I had players from twelve teams with the finest displays of their lives. Why not go for all sixteen? I was missing representatives from the Senators, Tigers, Cardinals and Reds. Bob Porterfield went 22-10 in 1953 for Washington and was a key cog in their last .500 season before their departure for Minneapolis, while teammate Mickey Vernon beat out Al Rosen to collect his second bat crown. Harvey Kuenn won the American League batting championship crown for Detroit in 1959 prior to his departure for the Indians in exchange for home run king Rocky Colovito. Two to go . . . That left the Cardinals and Reds.

     The St. Louis Cardinals of the 1950's had Musial, Slaughter and Schoendinst, all residents of Cooperstown. Ken Boyer? His greatest year in 1964, so no go.  Harvey Haddix went 20-9 in 1953 but appeared in seven games in 1952. Was he a rookie? The powers of baseball said no and Jim Gilliam of Brooklyn took those honors in 1953. Thinking about it, Harvey Haddix, as a member of the Pittsburgh Pirates in 1959, pitched the finest game ever thrown in the history of baseball and lost it. He has always sparked a lot of interest among fans and writers alike.

What about the Reds? They had come from nowhere to make a three-way race against the Dodgers and the Braves in 1956, powered by Ted Kluszewski and company.
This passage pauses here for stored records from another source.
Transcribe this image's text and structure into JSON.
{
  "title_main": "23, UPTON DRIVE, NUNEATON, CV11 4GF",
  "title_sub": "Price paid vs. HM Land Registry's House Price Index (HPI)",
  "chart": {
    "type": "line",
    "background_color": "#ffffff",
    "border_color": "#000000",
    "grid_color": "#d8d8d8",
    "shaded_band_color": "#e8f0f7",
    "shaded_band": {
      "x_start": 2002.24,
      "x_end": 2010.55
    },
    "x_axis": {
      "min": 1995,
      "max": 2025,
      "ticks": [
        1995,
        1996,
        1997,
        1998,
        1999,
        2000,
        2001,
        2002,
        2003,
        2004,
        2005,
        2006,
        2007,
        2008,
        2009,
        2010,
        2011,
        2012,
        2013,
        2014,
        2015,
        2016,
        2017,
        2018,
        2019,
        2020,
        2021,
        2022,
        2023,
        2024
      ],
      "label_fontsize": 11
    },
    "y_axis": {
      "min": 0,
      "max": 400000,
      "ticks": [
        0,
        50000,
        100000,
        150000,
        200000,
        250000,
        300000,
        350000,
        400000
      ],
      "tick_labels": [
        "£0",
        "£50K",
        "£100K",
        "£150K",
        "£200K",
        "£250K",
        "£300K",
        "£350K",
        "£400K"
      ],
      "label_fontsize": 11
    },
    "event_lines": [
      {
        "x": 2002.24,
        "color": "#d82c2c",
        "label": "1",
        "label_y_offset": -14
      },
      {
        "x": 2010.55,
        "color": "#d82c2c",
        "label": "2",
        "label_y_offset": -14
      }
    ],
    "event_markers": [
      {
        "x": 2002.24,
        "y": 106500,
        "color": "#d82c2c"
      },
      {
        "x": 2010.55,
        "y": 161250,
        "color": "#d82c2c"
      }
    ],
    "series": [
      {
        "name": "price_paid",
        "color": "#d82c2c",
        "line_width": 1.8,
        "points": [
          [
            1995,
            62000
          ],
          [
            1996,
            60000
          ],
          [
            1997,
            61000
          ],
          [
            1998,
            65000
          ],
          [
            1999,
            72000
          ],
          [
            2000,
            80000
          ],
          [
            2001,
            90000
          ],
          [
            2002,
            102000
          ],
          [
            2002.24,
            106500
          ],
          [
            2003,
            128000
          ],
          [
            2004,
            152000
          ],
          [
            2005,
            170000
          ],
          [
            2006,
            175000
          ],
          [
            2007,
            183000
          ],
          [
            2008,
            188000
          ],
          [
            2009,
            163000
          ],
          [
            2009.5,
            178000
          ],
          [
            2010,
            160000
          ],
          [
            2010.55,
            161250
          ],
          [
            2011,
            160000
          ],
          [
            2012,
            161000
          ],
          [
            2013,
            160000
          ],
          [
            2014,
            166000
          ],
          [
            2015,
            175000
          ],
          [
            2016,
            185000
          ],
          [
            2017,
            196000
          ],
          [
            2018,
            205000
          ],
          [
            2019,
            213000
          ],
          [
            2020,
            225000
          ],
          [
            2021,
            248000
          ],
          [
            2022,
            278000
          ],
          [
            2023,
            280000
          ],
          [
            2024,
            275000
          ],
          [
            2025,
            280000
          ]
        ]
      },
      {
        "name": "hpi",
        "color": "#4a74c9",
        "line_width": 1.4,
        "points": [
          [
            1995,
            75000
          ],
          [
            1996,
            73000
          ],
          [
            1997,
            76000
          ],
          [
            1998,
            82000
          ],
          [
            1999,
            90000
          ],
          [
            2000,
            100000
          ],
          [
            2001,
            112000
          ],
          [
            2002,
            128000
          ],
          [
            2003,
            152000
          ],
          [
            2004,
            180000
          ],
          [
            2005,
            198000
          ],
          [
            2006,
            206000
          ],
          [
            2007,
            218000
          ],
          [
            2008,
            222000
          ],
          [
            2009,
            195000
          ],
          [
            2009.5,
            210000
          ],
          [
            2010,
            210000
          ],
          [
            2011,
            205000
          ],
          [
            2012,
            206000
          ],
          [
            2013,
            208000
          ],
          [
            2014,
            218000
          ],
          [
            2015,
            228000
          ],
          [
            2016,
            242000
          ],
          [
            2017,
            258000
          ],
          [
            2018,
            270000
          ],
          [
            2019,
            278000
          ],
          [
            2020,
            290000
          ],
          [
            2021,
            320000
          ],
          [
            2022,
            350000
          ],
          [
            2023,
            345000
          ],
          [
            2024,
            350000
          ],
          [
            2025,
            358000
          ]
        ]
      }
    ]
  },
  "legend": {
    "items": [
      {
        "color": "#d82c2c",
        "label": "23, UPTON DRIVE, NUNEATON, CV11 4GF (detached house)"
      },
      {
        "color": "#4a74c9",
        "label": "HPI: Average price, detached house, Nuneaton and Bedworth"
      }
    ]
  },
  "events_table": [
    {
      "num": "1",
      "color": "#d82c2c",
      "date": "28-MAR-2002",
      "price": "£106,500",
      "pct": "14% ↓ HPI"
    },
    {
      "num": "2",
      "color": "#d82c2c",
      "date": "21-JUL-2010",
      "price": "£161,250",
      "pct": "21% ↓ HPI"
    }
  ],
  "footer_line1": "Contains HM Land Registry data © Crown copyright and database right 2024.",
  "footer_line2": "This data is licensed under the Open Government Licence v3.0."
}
They also won the last 154-game pennant in history in 1961 and were paced on the mound by Joey Jay with his twenty-one wins. Why not??

I then decided to add a few players as they enjoyed their finest performances and complemented the primary subject. Del Ennis, John Antonelli, Vern Law and Jim O’Toole were added to the flag winners in 1950, 1954, 1960 and 1961. Mickey Vernon joined Porterfield in the Senators’ last decent season, in 1953. 

The big difference in baseball then and baseball now besides the high salaries and pampered egos was that the majority of games were played during the day, pitchers aimed to complete their starts, and the doubleheader was a Sunday staple. The length of the games today is directly tied to the media and its necessity to pay its bills. Ned Garver pitched a 10-9 complete game in 1951 in two and one-half hours. The players seemed to have fun and time between innings was not dictated by network whims. The owners and management were shown the way by such diverse personalities as Branch Rickey and Bill Veeck. The absence of specialists and the expansion of the pitching staff plus the experiment called the designated hitter have changed the game and not necessarily for the better. How many Hall of Famers have made it aided by longevity and batting statistics gathered while not having duty in the field?

So much for editorials. I have enjoyed the work that was required in doing the research for the book. I have tried to send each player a copy of his essay in order to catch any omissions and/or errors. Mrs. Jim Konstanty sent back a copy full of red marks. Dusty Rhodes sat with me for a few hours and he was very gracious. He encouraged me to get on with the project “because we ain’t gettin’ any younger”. Bob Shaw welcomed me into his office and was very helpful in my getting his piece right. I had the pleasure of spending time on the phone with Ned Garver, Hank and Jeanne Sauer, Katherine Jensen and Mary Konstanty, all of whom were very helpful.

Please enjoy reading it as much as I loved putting it together.